Que l'on se rassure, ce n'est pas avec ce Koi no yokan que les bonnes habitudes vont changer. On a beau les attendre au tournant, les Américains assurent à tel point que cela doit commencer à titiller les âmes chagrines pendant que les autres ne boudent pas leur plaisir. D'autant qu'il suffit d'appuyer sur la touche "play" pour que le riff mastodonte de "Swerve city" viennent directement happer les tympans pour les emmener se faire bercer par les mélodies de Chino ou fesser par la puissance de ses frères. Une mise en route typiquement deftonienne, pas réellement révolutionnaire mais d'une efficacité proprement redoutable. Simple, propre, net et sans bavure. Comme l'est du reste la suite qui avec "Romantic dreams" partage ses douleurs avant d'emballer le tout avec des refrains qui viennent se graver instantanément dans l'esprit de l'auditeur. Facile oui, mais n'est pas Deftones qui veut et eux assument leur statut.

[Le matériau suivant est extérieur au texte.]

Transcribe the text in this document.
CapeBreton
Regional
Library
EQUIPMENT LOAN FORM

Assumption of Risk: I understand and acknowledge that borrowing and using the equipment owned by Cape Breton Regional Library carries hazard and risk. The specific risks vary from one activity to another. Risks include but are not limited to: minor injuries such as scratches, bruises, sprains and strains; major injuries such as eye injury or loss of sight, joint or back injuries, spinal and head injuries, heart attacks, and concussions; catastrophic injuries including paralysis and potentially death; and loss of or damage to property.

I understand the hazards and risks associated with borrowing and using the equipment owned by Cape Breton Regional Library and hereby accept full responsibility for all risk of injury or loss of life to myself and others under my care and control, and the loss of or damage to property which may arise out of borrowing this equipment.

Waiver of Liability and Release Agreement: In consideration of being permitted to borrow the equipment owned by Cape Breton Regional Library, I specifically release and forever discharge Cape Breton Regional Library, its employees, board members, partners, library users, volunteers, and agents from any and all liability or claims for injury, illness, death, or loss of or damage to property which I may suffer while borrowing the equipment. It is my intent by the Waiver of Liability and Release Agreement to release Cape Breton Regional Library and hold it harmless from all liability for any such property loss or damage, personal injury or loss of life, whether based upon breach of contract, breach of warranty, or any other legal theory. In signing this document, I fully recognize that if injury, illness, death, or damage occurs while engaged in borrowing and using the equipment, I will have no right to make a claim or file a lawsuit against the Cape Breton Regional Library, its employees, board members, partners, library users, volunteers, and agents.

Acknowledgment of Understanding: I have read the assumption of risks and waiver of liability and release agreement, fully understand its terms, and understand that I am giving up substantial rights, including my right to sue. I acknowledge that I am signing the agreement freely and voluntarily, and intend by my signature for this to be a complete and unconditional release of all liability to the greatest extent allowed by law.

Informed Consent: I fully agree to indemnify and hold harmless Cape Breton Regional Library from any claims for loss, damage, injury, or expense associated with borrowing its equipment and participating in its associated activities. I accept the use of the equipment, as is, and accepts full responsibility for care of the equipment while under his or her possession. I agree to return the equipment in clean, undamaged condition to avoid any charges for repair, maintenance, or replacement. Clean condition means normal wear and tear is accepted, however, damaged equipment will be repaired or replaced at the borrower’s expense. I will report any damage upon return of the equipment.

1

Notamment lorsqu'il s'agit de faire tomber la foudre sur les enceintes (ce "Leathers" diabolique qui vient lacérer la platine avant de l'enflammer à coups de mélodies charbonneuses), ou d'assommer l'audience avec une rythmique fracassante ("Gauze"). Sur l'ensemble de l'album, le groupe est béton ("Graphic nature", "Poltergeist", "Goon squad"), rien à redire, mais sur quelques titres, le cinq majeur de Sacramento atteint les niveaux d'excellence qui ont fait son nom (un "Entombed" qui évoquera forcément le meilleur de Team Sleep, éphémère projet parallèle de Chino Moreno, un "Tempest" qui porte idéalement son nom, le phénoménal "Rosemary"). Entre déflagration ravageuse, douceur élégamment feutrée et intensité émotionnelle palpable, l'intégralité du registre des Californiens y passe. Jusqu'à nous faire succomber. Les Deftones étaient attendus au tournant et pourtant, sûrs de leur force, ils n'ont pourtant même pas tremblé au moment de livrer ce Koi no yokan qui vient blinder un peu plus une discographie en adamantium (l'élégant "What happened to you ?" chargé de boucler l'album avec classe le confirme une énième fois).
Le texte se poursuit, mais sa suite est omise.